Freedom and Despair: A Selected Bibliography

November 29th, 2018

David Shulman knows intimately what it takes to live your beliefs, to return, day after day, to the struggle, despite knowing you are often more likely to lose than win. Interweaving powerful stories and deep meditations, Freedom and Despair offers vivid firsthand reports from the occupied West Bank in Palestine as seen through the eyes of an experienced Israeli peace activist who has seen the Israeli occupation close up as it impacts on the lives of all Palestinian civilians.

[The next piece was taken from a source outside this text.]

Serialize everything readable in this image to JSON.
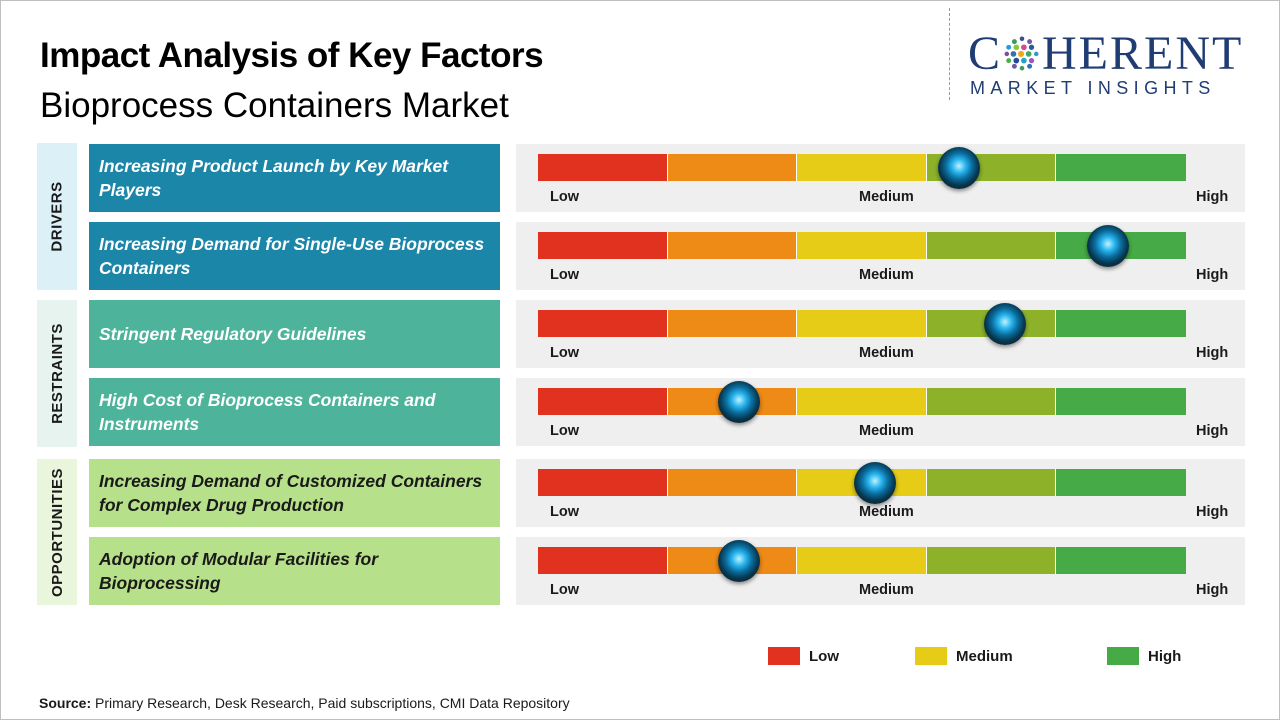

Alongside a handful of beautifully written and often shocking tales from the field, Shulman meditates deeply on how to understand the evils around him, what it means to persevere as an activist decade after decade, and what it truly means to be free. The violent realities of the occupation are on full display. We get to know and understand the Palestinian shepherds and farmers and Israeli volunteers who face this situation head-on with nonviolent resistance. Shulman does not hold back on acknowledging the daily struggles that often leave him and his fellow activists full of despair. Inspired by these committed individuals who are not prepared to be silent or passive, Shulman suggests a model for ordinary people everywhere. Anyone prepared to take a risk and fight their oppressive political systems, he argues, can make a difference--if they strive to act with compassion and to keep hope alive.

David Shulman will discuss Freedom and Despair on November 29, 6pm.

 


Khirbet Khizeh by S. Yizhar - This is a canonical Hebrew literary work describing precisely the kind of processes of dispossession and expulsion that we face in the occupied territories every day. The Yizhar novella deals with a paradigm case from the 1948 war.

 

My Happiness Bears No Relation to Happiness by Adina Hoffman - This beautiful biography of the Palestinian poet Taha Muhammad Ali, whom I knew, is perhaps the perfect introduction to modern Palestinian history. In particular, there is reference to Taha's very powerful poem, "Revenge."

 

Living Emergency by Yael Berda - A lucid introduction to the bureaucratic terror that all Palestinians in the occupied territories encounter daily; written by an eloquent activist.

The Wall and the Gate by Michael Sfard - Sfard is the most prominent human-rights lawyer in Israel, and his book is a masterpiece of legal and political history, including the role of the Israel Supreme Court in legalizing the Israeli settlements in the territories. Sfard appears regularly before the court in cases involving Palestinian land rights and other issues relating to the Occupation.

The Bad Conscience by Vladimir Jankélévitch - The most insightful philosophical study of the human conscience that I have ever seen. This is a book close to my heart. It deals with questions that are at the center of my own book. Jankélévitch was arguably the finest and most creative of the twentieth-century French philosophers.

 


About David Shulman: David Shulman is the Renee Lang Professor of Humanistic Studies in the Department of Comparative Religion at the Hebrew University of Jerusalem. He is the author of several books, including Dark Hope: Working for Peace in Israel and Palestineand The Hungry God: Hindu Tales of Filicide and Devotion, both published by the University of Chicago Press. He is a peace activist and a founding member of the joint Israeli-Palestininian movement Ta'ayush. In 2016, he was awarded the Israel Prize for Religious Studies. He is a regular contributor to the New York Review of Books.